Deutsche Wirtschaftsnachrichten: Norbert Blüm hatte im Jahr 1986 gesagt: “Denn eins ist sicher. Die Rente.” Wie würden Sie diesen Werbeslogan einschätzen?
Heiner Flassbeck: Das war kein Slogan, da hatte Blüm Recht. Was Blüm meinte, war die gesetzliche Rente. Es stimmt, dass in einer unsicheren Welt die gesetzliche Rente das Sicherste ist, was es gibt.
Deutsche Wirtschaftsnachrichten: Die gesamten Rentenbeitragseinnahmen beliefen sich im vergangenen Jahr auf 235,9 Milliarden Euro. Wird dieses positive Niveau auch künftig gehalten werden?
Heiner Flassbeck: Es hängt alles davon ab, was mit dem Einkommens- Wirtschafts- und Produktivitätswachstum passiert. Wenn die Masseneinkommen steigen, gibt es kein Problem. Das Grundproblem in der politischen Auseinandersetzung sind ideologische Barrieren. Es wird behauptet, dass es zu einer Erhöhung der Arbeitslosigkeit kommt, wenn die Beitragssätze über 22 Prozent steigen. Das ist Unsinn.
Deutsche Wirtschaftsnachrichten: Was halten Sie von der privaten Rentenversicherung?
Heiner Flassbeck: Das kann nicht funktionieren. Es muss zu höherem Sparen führen und das verringert die Nachfrage. Darunter leiden die Investitionen, das Wirtschaftswachstum und die Beschäftigung. Die fallende Kurve des Rentenniveaus ist nur der Tatsache geschuldet ist, dass die große Masse der Politiker das Problem noch immer nicht versteht. Daher haben sie unter Druck der Finanzlobby die gesetzliche Rente mit unsinnigen Dogmen wie der Begrenzung der Lohnnebenkosten auf 22 Prozent des Einkommens oder der angeblichen Demographiefestigkeit eines Kapitaldeckungsverfahrens demolieren können?
Deutsche Wirtschaftsnachrichten: Muss das Renteneintrittsalter wirklich stetig erhöht werden?
Heiner Flassbeck: Nein.

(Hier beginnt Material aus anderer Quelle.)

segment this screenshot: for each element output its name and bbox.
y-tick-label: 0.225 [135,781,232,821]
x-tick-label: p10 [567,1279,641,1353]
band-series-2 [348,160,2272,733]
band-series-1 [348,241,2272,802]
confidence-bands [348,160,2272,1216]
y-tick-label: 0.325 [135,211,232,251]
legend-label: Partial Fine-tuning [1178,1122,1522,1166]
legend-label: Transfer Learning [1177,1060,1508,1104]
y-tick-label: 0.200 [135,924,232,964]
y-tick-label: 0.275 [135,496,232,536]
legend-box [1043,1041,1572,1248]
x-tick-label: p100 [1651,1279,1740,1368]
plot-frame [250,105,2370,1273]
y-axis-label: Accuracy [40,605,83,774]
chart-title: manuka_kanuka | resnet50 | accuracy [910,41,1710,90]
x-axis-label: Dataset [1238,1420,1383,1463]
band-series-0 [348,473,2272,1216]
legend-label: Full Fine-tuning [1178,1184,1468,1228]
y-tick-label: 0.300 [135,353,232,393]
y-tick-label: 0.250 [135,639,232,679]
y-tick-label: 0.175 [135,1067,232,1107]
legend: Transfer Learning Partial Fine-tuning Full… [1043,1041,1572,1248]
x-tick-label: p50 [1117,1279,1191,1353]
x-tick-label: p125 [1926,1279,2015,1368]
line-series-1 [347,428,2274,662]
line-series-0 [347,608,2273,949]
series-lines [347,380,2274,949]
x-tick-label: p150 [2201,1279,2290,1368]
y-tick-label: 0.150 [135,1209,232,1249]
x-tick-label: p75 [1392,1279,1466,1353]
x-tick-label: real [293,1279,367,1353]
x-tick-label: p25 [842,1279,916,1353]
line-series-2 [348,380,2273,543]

Es kann auch nicht immer mehr erhöht werden, weil die Menschen irgendwann sterben.
Deutsche Wirtschaftsnachrichten: Wie weit verbreitet ist die Altersarmut in Deutschland?
Heiner Flassbeck: Das wird immer mehr zu einem Problem werden. Auch hier ist das Grundproblem auf die Rot-Grüne Koalition unter Gerhard Schröder zurückzuführen. Rot-Grün hat die Rentenversicherung kaputt gemacht - unter anderem mit der kapitalgedeckten Riester-Rente. Die Riester-Rente sollte dazu führen, dass Arbeitnehmer bis zu vier Prozent ihres Einkommens in private Rentenfonds einzahlen. Dafür bekommen Sie vom Staat eine finanziell nicht unerhebliche Förderung. Das wäre nur dann möglich, wenn diese vier Prozent zusätzlich gespart werden und nicht andere Sparformen ersetzen. Die Sparquote der privaten Haushalte in Deutschland müsste also nach der Einführung der Riester-Rente gestiegen sein. Ist sie aber nicht.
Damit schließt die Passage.